Pressure is growing among institutional shareholders for the board of WH Smith to meet with Tim Waterstone and his advisers to discuss his controversial plans to re-invigorate the ailing retailer.

A groundswell of City opinion wants the WH Smith board to provide an evaluation of the waterstone offer. A shareholder said: "Could we not explore how the offer might work?"

The pressure comes following the emergence of Mr Waterstone's masterplan, which conflicts with the version reported by the board of Smith's when it rejected his overtures last week.

A spokesman for WH Smith said the board had no further comment to make about the offer. However, he conceded that, "in the hypothetical event of shareholders asking us to meet Mr Waterstone, we would listen to the shareholders."

WH Smith accused Mr Waterstone and his advisers of trying to enrich themselves at the expense of shareholders. Sources close to Mr Waterstone deny the charge. Among the objections raised by WH Smith was the prospect that a golden circle would get free warrants equal to five per cent of the share capital in the new company.

Chief executive, Richard Handover, who only took up the post on Wednesday, criticised the warrants for "giving away shareholders' rights". The terms of the warrants, however, show they set tough thresholds before they can be cashed in. They would be exercised in four equal tranches, dependent on gains of 20 per cent, 40 per cent, 60 per cent and 80 per cent in the shares of the new company. Ownership of the warrants would be spread between Mr Waterstone, SBC Warburg and, although this has not so far been revealed, the incumbent management.

Under Mr Waterstone's vision for reinvigorating WH Smith, chief executive Richard Handover would stay on as chief operating officer. Mr Handover took the top job following the departure of Bill Cockburn to BT.

Ian Martin, chairman of Unigate, would be appointed to the board as deputy chairman under the current chairman, Jeremy Handley, but in the expectation he would soon rise to be chairman after Mr Handley retires.

Sources close to Mr Waterstone's plans shot down claims that debt would total pounds 1bn. Of the pounds 1bn facility provided by SBC Warburg, pounds 600m would be used to fund the down-payment of a 200p a share offer to existing shareholders.

The remaining pounds 400m would be used as working capital, replacing WH Smith's pounds 350m of debt, and would appear only gradually on the balance sheet.

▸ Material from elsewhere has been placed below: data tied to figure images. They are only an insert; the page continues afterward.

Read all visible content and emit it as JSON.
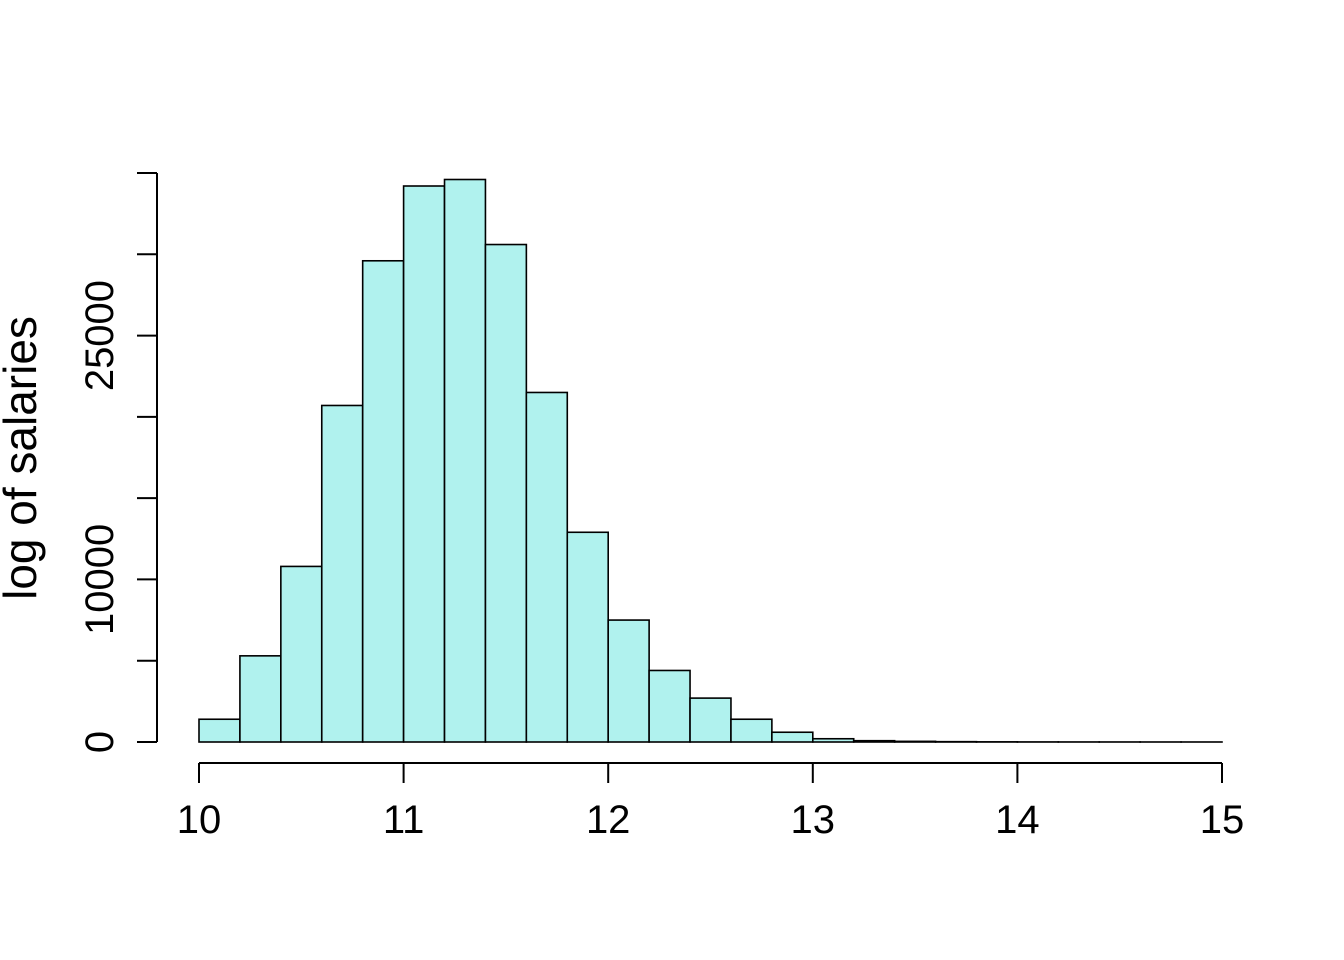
{
  "chart_data": {
    "type": "histogram",
    "title": "",
    "xlabel": "",
    "ylabel": "log of salaries",
    "bar_color": "#b0f2ee",
    "edge_color": "#000000",
    "xlim": [
      10,
      15
    ],
    "ylim": [
      0,
      35000
    ],
    "x_ticks": [
      10,
      11,
      12,
      13,
      14,
      15
    ],
    "y_ticks": [
      0,
      5000,
      10000,
      15000,
      20000,
      25000,
      30000,
      35000
    ],
    "y_tick_labels": [
      "0",
      "",
      "10000",
      "",
      "",
      "25000",
      "",
      ""
    ],
    "bin_width": 0.2,
    "bin_starts": [
      10.0,
      10.2,
      10.4,
      10.6,
      10.8,
      11.0,
      11.2,
      11.4,
      11.6,
      11.8,
      12.0,
      12.2,
      12.4,
      12.6,
      12.8,
      13.0,
      13.2,
      13.4,
      13.6,
      13.8,
      14.0,
      14.2,
      14.4,
      14.6,
      14.8
    ],
    "values": [
      1400,
      5300,
      10800,
      20700,
      29600,
      34200,
      34600,
      30600,
      21500,
      12900,
      7500,
      4400,
      2700,
      1400,
      600,
      200,
      80,
      40,
      20,
      10,
      5,
      3,
      2,
      1,
      1
    ],
    "grid": false,
    "legend": "none"
  }
}
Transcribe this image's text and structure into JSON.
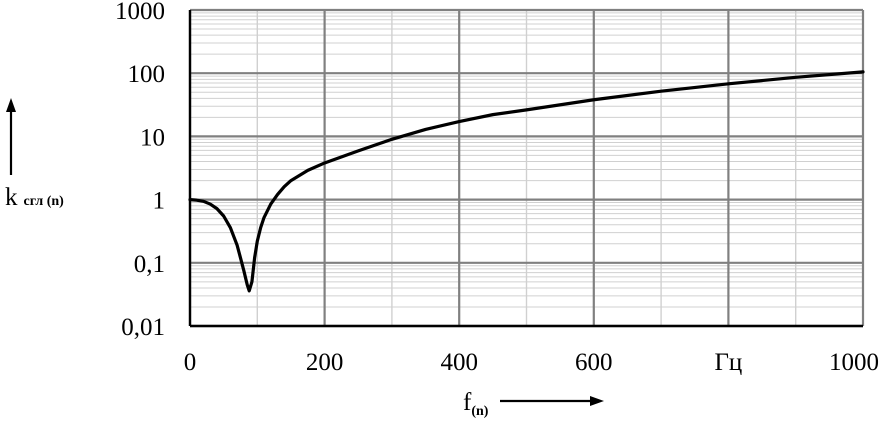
{
  "chart_data": {
    "type": "line",
    "title": "",
    "xlabel": {
      "main": "f",
      "sub": "(n)"
    },
    "ylabel": {
      "main": "k",
      "sub": "сгл (n)"
    },
    "xlim": [
      0,
      1000
    ],
    "ylim": [
      0.01,
      1000
    ],
    "yscale": "log",
    "grid": true,
    "legend": "none",
    "x_ticks": [
      {
        "value": 0,
        "label": "0"
      },
      {
        "value": 200,
        "label": "200"
      },
      {
        "value": 400,
        "label": "400"
      },
      {
        "value": 600,
        "label": "600"
      },
      {
        "value": 800,
        "label": "Гц"
      },
      {
        "value": 1000,
        "label": "1000"
      }
    ],
    "y_ticks": [
      {
        "value": 0.01,
        "label": "0,01"
      },
      {
        "value": 0.1,
        "label": "0,1"
      },
      {
        "value": 1,
        "label": "1"
      },
      {
        "value": 10,
        "label": "10"
      },
      {
        "value": 100,
        "label": "100"
      },
      {
        "value": 1000,
        "label": "1000"
      }
    ],
    "series": [
      {
        "color": "#000000",
        "x": [
          0,
          10,
          20,
          30,
          40,
          50,
          60,
          70,
          75,
          80,
          85,
          88,
          92,
          96,
          100,
          105,
          110,
          120,
          130,
          140,
          150,
          175,
          200,
          250,
          300,
          350,
          400,
          450,
          500,
          600,
          700,
          800,
          900,
          1000
        ],
        "y": [
          1.0,
          0.98,
          0.94,
          0.85,
          0.72,
          0.55,
          0.36,
          0.19,
          0.12,
          0.075,
          0.045,
          0.036,
          0.05,
          0.12,
          0.22,
          0.36,
          0.52,
          0.85,
          1.2,
          1.6,
          2.0,
          2.9,
          3.8,
          5.9,
          9.0,
          12.9,
          17.2,
          22.1,
          26.3,
          38.0,
          52.0,
          68.0,
          86.0,
          105.0
        ]
      }
    ]
  },
  "colors": {
    "grid_major": "#808080",
    "grid_minor": "#d0d0d0",
    "curve": "#000000",
    "axis": "#000000"
  }
}
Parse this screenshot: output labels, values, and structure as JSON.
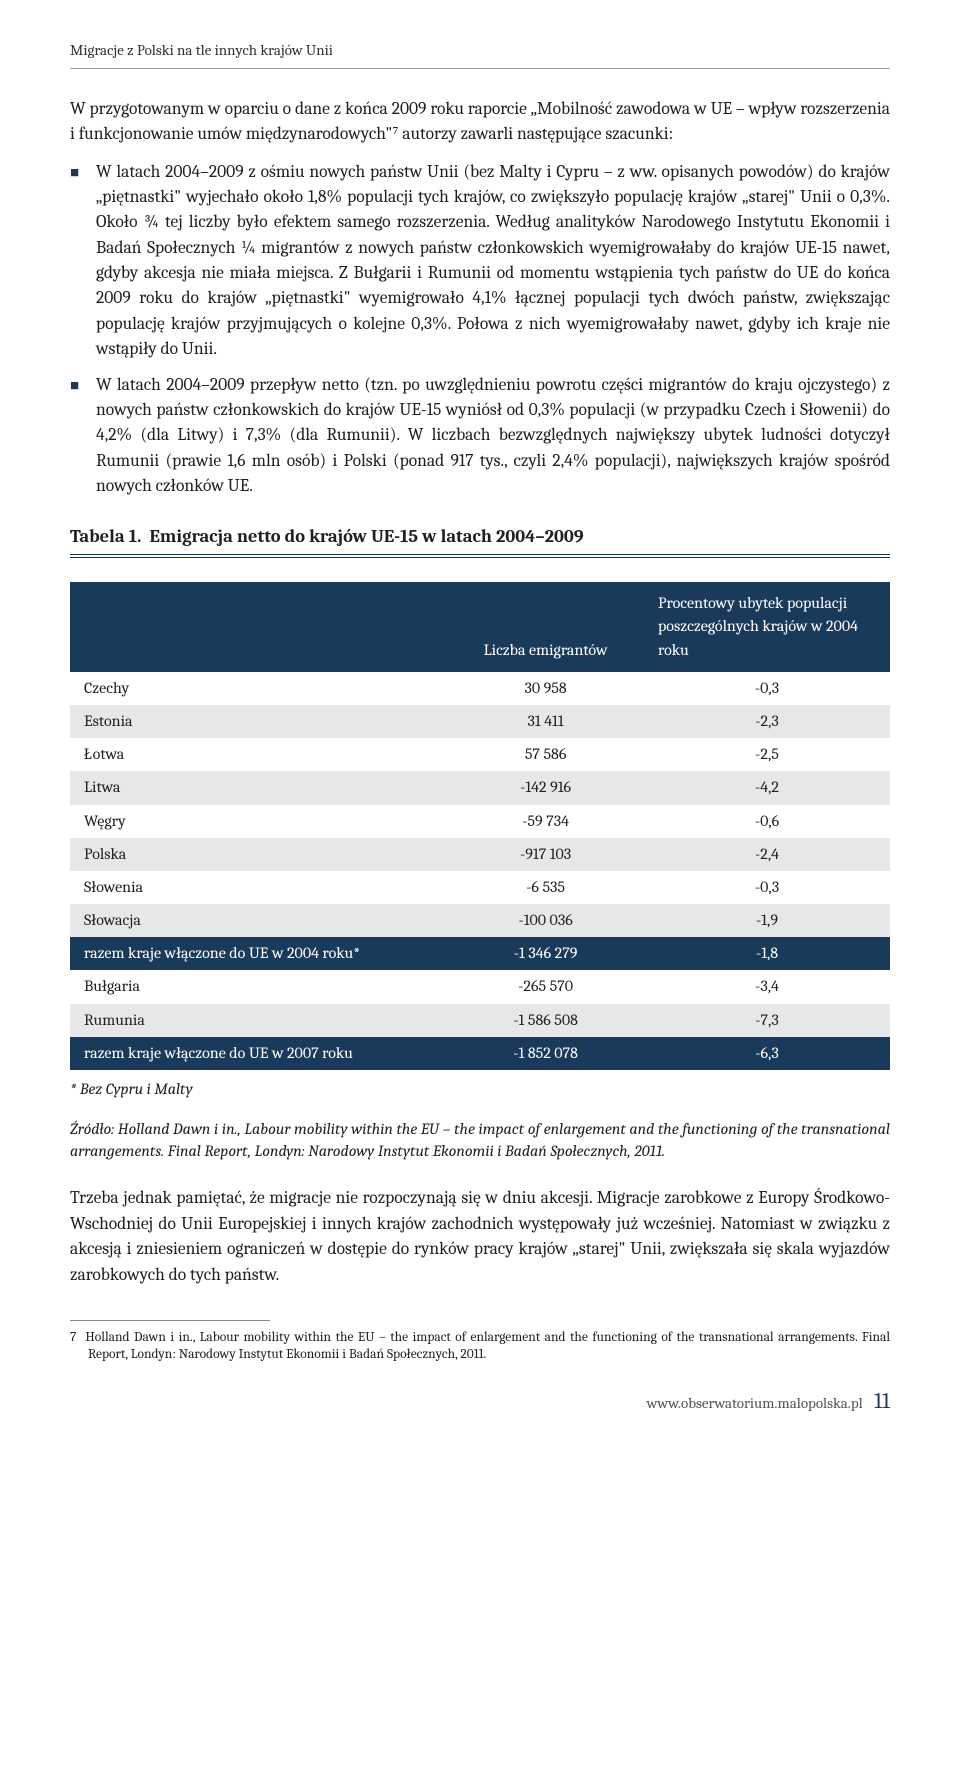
{
  "colors": {
    "brand": "#1a3a5c",
    "text": "#231f20",
    "shade": "#e6e7e9",
    "rule": "#9a9a9a"
  },
  "running_head": "Migracje z Polski na tle innych krajów Unii",
  "intro": "W przygotowanym w oparciu o dane z końca 2009 roku raporcie „Mobilność zawodowa w UE – wpływ rozszerzenia i funkcjonowanie umów międzynarodowych\"⁷ autorzy zawarli następujące szacunki:",
  "bullets": [
    "W latach 2004–2009 z ośmiu nowych państw Unii (bez Malty i Cypru – z ww. opisanych powodów) do krajów „piętnastki\" wyjechało około 1,8% populacji tych krajów, co zwiększyło populację krajów „starej\" Unii o 0,3%. Około ¾ tej liczby było efektem samego rozszerzenia. Według analityków Narodowego Instytutu Ekonomii i Badań Społecznych ¼ migrantów z nowych państw członkowskich wyemigrowałaby do krajów UE-15 nawet, gdyby akcesja nie miała miejsca. Z Bułgarii i Rumunii od momentu wstąpienia tych państw do UE do końca 2009 roku do krajów „piętnastki\" wyemigrowało 4,1% łącznej populacji tych dwóch państw, zwiększając populację krajów przyjmujących o kolejne 0,3%. Połowa z nich wyemigrowałaby nawet, gdyby ich kraje nie wstąpiły do Unii.",
    "W latach 2004–2009 przepływ netto (tzn. po uwzględnieniu powrotu części migrantów do kraju ojczystego) z nowych państw członkowskich do krajów UE-15 wyniósł od 0,3% populacji (w przypadku Czech i Słowenii) do 4,2% (dla Litwy) i 7,3% (dla Rumunii). W liczbach bezwzględnych największy ubytek ludności dotyczył Rumunii (prawie 1,6 mln osób) i Polski (ponad 917 tys., czyli 2,4% populacji), największych krajów spośród nowych członków UE."
  ],
  "table": {
    "label": "Tabela 1.",
    "title": "Emigracja netto do krajów UE-15 w latach 2004–2009",
    "columns": [
      "",
      "Liczba emigrantów",
      "Procentowy ubytek populacji poszczególnych krajów w 2004 roku"
    ],
    "rows": [
      {
        "country": "Czechy",
        "emigrants": "30 958",
        "pct": "-0,3",
        "type": "light"
      },
      {
        "country": "Estonia",
        "emigrants": "31 411",
        "pct": "-2,3",
        "type": "shade"
      },
      {
        "country": "Łotwa",
        "emigrants": "57 586",
        "pct": "-2,5",
        "type": "light"
      },
      {
        "country": "Litwa",
        "emigrants": "-142 916",
        "pct": "-4,2",
        "type": "shade"
      },
      {
        "country": "Węgry",
        "emigrants": "-59 734",
        "pct": "-0,6",
        "type": "light"
      },
      {
        "country": "Polska",
        "emigrants": "-917 103",
        "pct": "-2,4",
        "type": "shade"
      },
      {
        "country": "Słowenia",
        "emigrants": "-6 535",
        "pct": "-0,3",
        "type": "light"
      },
      {
        "country": "Słowacja",
        "emigrants": "-100 036",
        "pct": "-1,9",
        "type": "shade"
      },
      {
        "country": "razem kraje włączone do UE w 2004 roku*",
        "emigrants": "-1 346 279",
        "pct": "-1,8",
        "type": "total"
      },
      {
        "country": "Bułgaria",
        "emigrants": "-265 570",
        "pct": "-3,4",
        "type": "light"
      },
      {
        "country": "Rumunia",
        "emigrants": "-1 586 508",
        "pct": "-7,3",
        "type": "shade"
      },
      {
        "country": "razem kraje włączone do UE w 2007 roku",
        "emigrants": "-1 852 078",
        "pct": "-6,3",
        "type": "total"
      }
    ],
    "footnote": "* Bez Cypru i Malty"
  },
  "source": "Źródło: Holland Dawn i in., Labour mobility within the EU – the impact of enlargement and the functioning of the transnational arrangements. Final Report, Londyn: Narodowy Instytut Ekonomii i Badań Społecznych, 2011.",
  "closing": "Trzeba jednak pamiętać, że migracje nie rozpoczynają się w dniu akcesji. Migracje zarobkowe z Europy Środkowo-Wschodniej do Unii Europejskiej i innych krajów zachodnich występowały już wcześniej. Natomiast w związku z akcesją i zniesieniem ograniczeń w dostępie do rynków pracy krajów „starej\" Unii, zwiększała się skala wyjazdów zarobkowych do tych państw.",
  "page_footnote": {
    "num": "7",
    "text": "Holland Dawn i in., Labour mobility within the EU – the impact of enlargement and the functioning of the transnational arrangements. Final Report, Londyn: Narodowy Instytut Ekonomii i Badań Społecznych, 2011."
  },
  "footer": {
    "url": "www.obserwatorium.malopolska.pl",
    "page": "11"
  }
}
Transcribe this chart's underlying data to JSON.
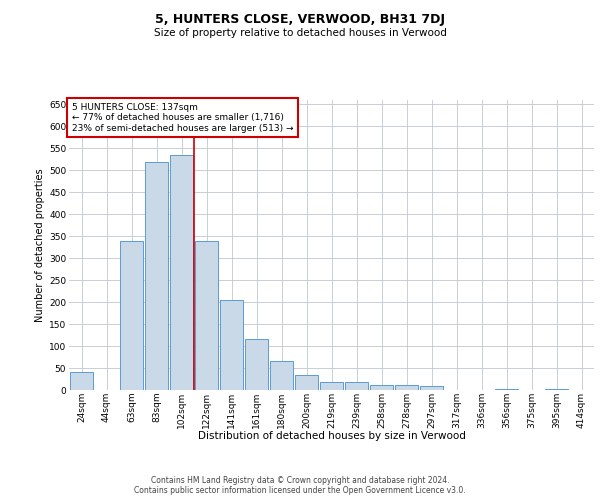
{
  "title": "5, HUNTERS CLOSE, VERWOOD, BH31 7DJ",
  "subtitle": "Size of property relative to detached houses in Verwood",
  "xlabel": "Distribution of detached houses by size in Verwood",
  "ylabel": "Number of detached properties",
  "footer_line1": "Contains HM Land Registry data © Crown copyright and database right 2024.",
  "footer_line2": "Contains public sector information licensed under the Open Government Licence v3.0.",
  "categories": [
    "24sqm",
    "44sqm",
    "63sqm",
    "83sqm",
    "102sqm",
    "122sqm",
    "141sqm",
    "161sqm",
    "180sqm",
    "200sqm",
    "219sqm",
    "239sqm",
    "258sqm",
    "278sqm",
    "297sqm",
    "317sqm",
    "336sqm",
    "356sqm",
    "375sqm",
    "395sqm",
    "414sqm"
  ],
  "values": [
    40,
    0,
    340,
    520,
    535,
    340,
    205,
    115,
    65,
    35,
    18,
    18,
    12,
    12,
    10,
    0,
    0,
    3,
    0,
    2,
    0
  ],
  "bar_color": "#c9d9e8",
  "bar_edge_color": "#5b9bd5",
  "ylim": [
    0,
    660
  ],
  "yticks": [
    0,
    50,
    100,
    150,
    200,
    250,
    300,
    350,
    400,
    450,
    500,
    550,
    600,
    650
  ],
  "property_line_x": 4.5,
  "property_label": "5 HUNTERS CLOSE: 137sqm",
  "annotation_line1": "← 77% of detached houses are smaller (1,716)",
  "annotation_line2": "23% of semi-detached houses are larger (513) →",
  "annotation_box_color": "#ffffff",
  "annotation_box_edge_color": "#cc0000",
  "property_line_color": "#cc0000",
  "grid_color": "#c0c8d0",
  "background_color": "#ffffff",
  "title_fontsize": 9,
  "subtitle_fontsize": 7.5,
  "xlabel_fontsize": 7.5,
  "ylabel_fontsize": 7,
  "tick_fontsize": 6.5,
  "annotation_fontsize": 6.5,
  "footer_fontsize": 5.5
}
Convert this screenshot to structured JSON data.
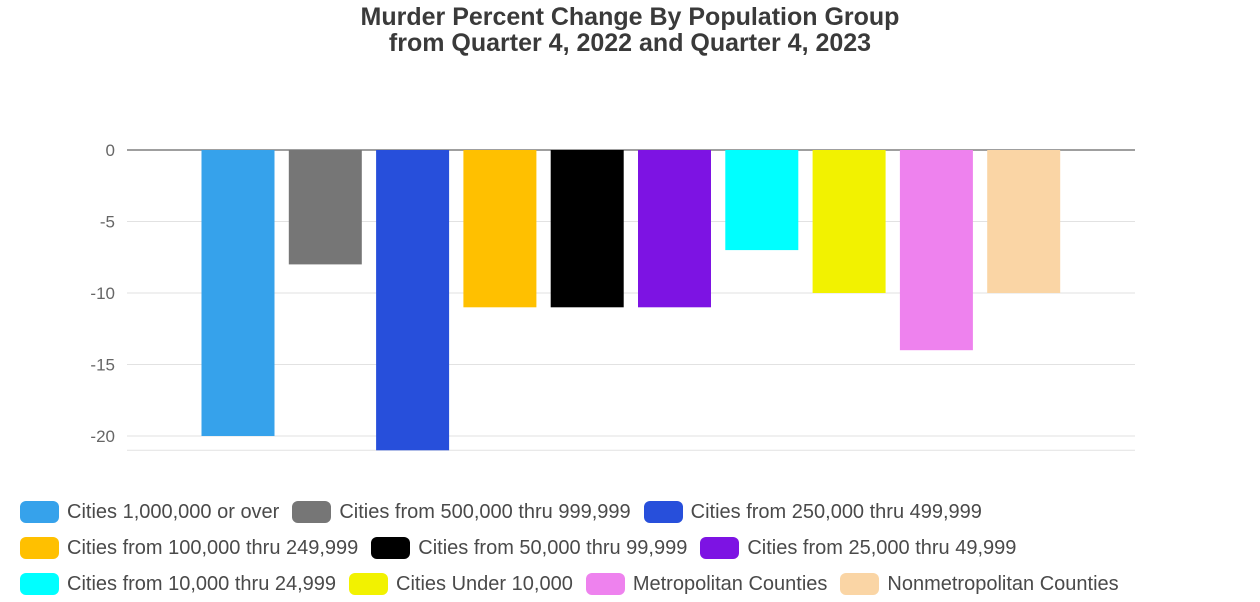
{
  "chart_data": {
    "type": "bar",
    "title": [
      "Murder Percent Change By Population Group",
      "from Quarter 4, 2022 and Quarter 4, 2023"
    ],
    "xlabel": "",
    "ylabel": "",
    "ylim": [
      -21,
      0
    ],
    "yticks": [
      0,
      -5,
      -10,
      -15,
      -20
    ],
    "grid": true,
    "legend_position": "bottom",
    "series": [
      {
        "name": "Cities 1,000,000 or over",
        "value": -20,
        "color": "#36A2EB"
      },
      {
        "name": "Cities from 500,000 thru 999,999",
        "value": -8,
        "color": "#767676"
      },
      {
        "name": "Cities from 250,000 thru 499,999",
        "value": -21,
        "color": "#274FDB"
      },
      {
        "name": "Cities from 100,000 thru 249,999",
        "value": -11,
        "color": "#FFC000"
      },
      {
        "name": "Cities from 50,000 thru 99,999",
        "value": -11,
        "color": "#000000"
      },
      {
        "name": "Cities from 25,000 thru 49,999",
        "value": -11,
        "color": "#7D13E3"
      },
      {
        "name": "Cities from 10,000 thru 24,999",
        "value": -7,
        "color": "#00FFFF"
      },
      {
        "name": "Cities Under 10,000",
        "value": -10,
        "color": "#F2F200"
      },
      {
        "name": "Metropolitan Counties",
        "value": -14,
        "color": "#EE82EE"
      },
      {
        "name": "Nonmetropolitan Counties",
        "value": -10,
        "color": "#FAD5A5"
      }
    ]
  }
}
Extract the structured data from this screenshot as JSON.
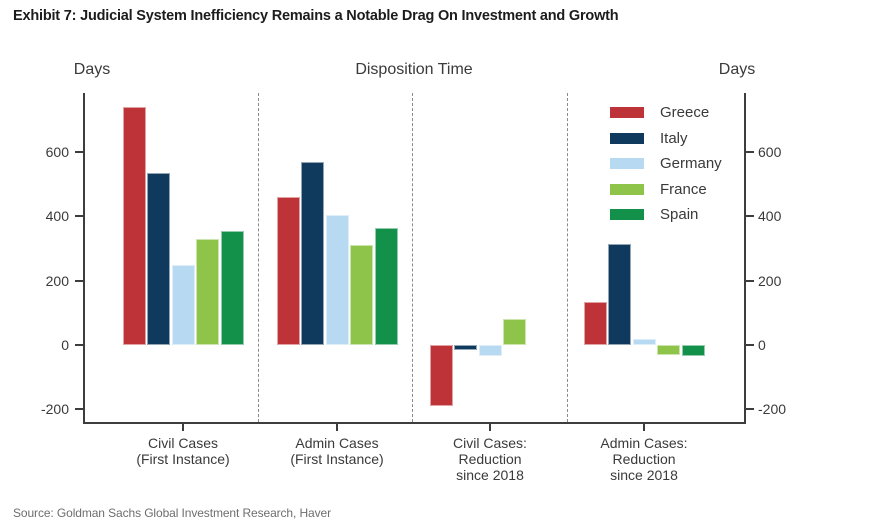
{
  "exhibit": {
    "title": "Exhibit 7: Judicial System Inefficiency Remains a Notable Drag On Investment and Growth",
    "source": "Source: Goldman Sachs Global Investment Research, Haver"
  },
  "chart_data": {
    "type": "bar",
    "title": "Disposition Time",
    "left_axis_label": "Days",
    "right_axis_label": "Days",
    "unit": "days",
    "y_ticks": [
      600,
      400,
      200,
      0,
      -200
    ],
    "ylim": [
      -240,
      780
    ],
    "grid": false,
    "legend_position": "top-right",
    "category_separators": "dashed-vertical",
    "categories": [
      [
        "Civil Cases",
        "(First Instance)"
      ],
      [
        "Admin Cases",
        "(First Instance)"
      ],
      [
        "Civil Cases:",
        "Reduction",
        "since 2018"
      ],
      [
        "Admin Cases:",
        "Reduction",
        "since 2018"
      ]
    ],
    "series": [
      {
        "name": "Greece",
        "color": "#BE3338",
        "values": [
          740,
          460,
          -190,
          135
        ]
      },
      {
        "name": "Italy",
        "color": "#0F3A5D",
        "values": [
          535,
          570,
          -15,
          315
        ]
      },
      {
        "name": "Germany",
        "color": "#B7D9F1",
        "values": [
          250,
          405,
          -35,
          20
        ]
      },
      {
        "name": "France",
        "color": "#8EC449",
        "values": [
          330,
          310,
          80,
          -30
        ]
      },
      {
        "name": "Spain",
        "color": "#13914A",
        "values": [
          355,
          365,
          0,
          -35
        ]
      }
    ]
  }
}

While that would entail gearing of between 100 per cent and 200 per cent, interest cover would be 3.7 times after earnings before interest, tax and depreciation.

Criticism from WH Smith of the level of fees to be earned by SBC Warburg is also refuted by Mr Waterstone's team. A figure of pounds 34m mentioned by WH Smith, it is said, failed to point out that of this, pounds 20m was a standard banking fee on the debt facility.

Corporate advisory fees would amount to 2.6 per cent of the value of the deal. This would amount to more than pounds 5m, but less than pounds 10m, or at least pounds 4m below WH Smith's figure.

Mr Waterstone was criticised by Mr Handover for his wish to inject his new retail concept, the Daisy and Tom kids chain, into the group. One source asked that if WH Smith was so critical, "why can't they generate higher returns in one of the wealthiest shopping areas in Britain?"